Brightest FBOT 'Whippet' likely a black hole eating a stripped massive star
Mar 16th 2026
AT2024wpp, nicknamed the Whippet, outshone previous fast blue optical transients and new multiwavelength observations match a stripped massive star being consumed by a black hole, with a rare late-time X-ray flare likely from fallback material.
- AT2024wpp, nicknamed the Whippet, is the brightest fast blue optical transient observed, about 10 times brighter than AT2018cow.
- The flash was discovered by the Zwicky Transient Observatory in late 2024 and followed up with Swift X-Ray Telescope and the Australia Telescope Compact Array.

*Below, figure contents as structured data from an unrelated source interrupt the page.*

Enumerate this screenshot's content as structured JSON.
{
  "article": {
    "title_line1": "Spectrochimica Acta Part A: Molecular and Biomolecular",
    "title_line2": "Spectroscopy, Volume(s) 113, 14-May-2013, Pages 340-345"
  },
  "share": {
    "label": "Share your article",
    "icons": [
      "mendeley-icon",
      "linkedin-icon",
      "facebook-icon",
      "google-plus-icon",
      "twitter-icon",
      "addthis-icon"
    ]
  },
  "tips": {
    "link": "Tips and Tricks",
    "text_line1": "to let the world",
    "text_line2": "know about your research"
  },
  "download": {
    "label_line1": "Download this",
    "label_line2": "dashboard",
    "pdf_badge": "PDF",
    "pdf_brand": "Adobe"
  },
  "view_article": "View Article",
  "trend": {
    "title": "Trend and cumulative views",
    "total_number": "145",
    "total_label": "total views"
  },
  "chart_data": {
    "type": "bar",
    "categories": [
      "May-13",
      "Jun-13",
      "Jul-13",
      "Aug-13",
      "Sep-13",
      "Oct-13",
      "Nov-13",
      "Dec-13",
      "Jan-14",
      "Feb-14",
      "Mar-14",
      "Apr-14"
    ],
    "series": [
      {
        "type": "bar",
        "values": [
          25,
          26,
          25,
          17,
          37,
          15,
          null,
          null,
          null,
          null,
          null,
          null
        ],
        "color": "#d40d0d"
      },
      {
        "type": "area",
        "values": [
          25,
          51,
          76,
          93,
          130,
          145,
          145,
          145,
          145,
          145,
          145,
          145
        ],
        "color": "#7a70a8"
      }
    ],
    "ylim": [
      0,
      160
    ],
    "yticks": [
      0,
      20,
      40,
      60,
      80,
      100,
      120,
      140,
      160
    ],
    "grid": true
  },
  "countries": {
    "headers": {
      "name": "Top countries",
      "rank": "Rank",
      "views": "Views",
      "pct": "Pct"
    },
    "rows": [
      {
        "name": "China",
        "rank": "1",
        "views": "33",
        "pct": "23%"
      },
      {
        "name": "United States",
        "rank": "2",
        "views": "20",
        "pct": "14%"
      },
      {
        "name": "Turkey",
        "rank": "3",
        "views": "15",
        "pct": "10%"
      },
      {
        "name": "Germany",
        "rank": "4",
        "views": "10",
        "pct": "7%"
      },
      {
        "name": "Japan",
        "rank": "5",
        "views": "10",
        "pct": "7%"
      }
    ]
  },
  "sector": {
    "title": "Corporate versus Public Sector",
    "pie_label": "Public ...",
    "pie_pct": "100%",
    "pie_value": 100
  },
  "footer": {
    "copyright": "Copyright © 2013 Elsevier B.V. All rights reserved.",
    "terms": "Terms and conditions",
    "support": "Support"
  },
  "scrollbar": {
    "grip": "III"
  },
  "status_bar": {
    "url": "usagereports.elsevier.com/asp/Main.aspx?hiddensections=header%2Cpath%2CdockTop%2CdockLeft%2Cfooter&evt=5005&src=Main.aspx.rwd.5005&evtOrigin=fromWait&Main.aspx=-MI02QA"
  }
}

- Spectra indicate temperatures more than six times the Sun's surface and ejecta moving at about 0.2 times the speed of light.
- About a month after the initial burst, a separate X-ray flare appeared, the first such late-time X-ray feature seen in an FBOT.
- Jialian Liu and collaborators interpret the data as a Wolf-Rayet star of more than 30 solar masses being devoured by a roughly 15 solar mass black hole, with fallback material causing the X-ray flare.
- The event is located in a young galaxy where short-lived massive stars are common, which supports the Wolf-Rayet plus black hole scenario.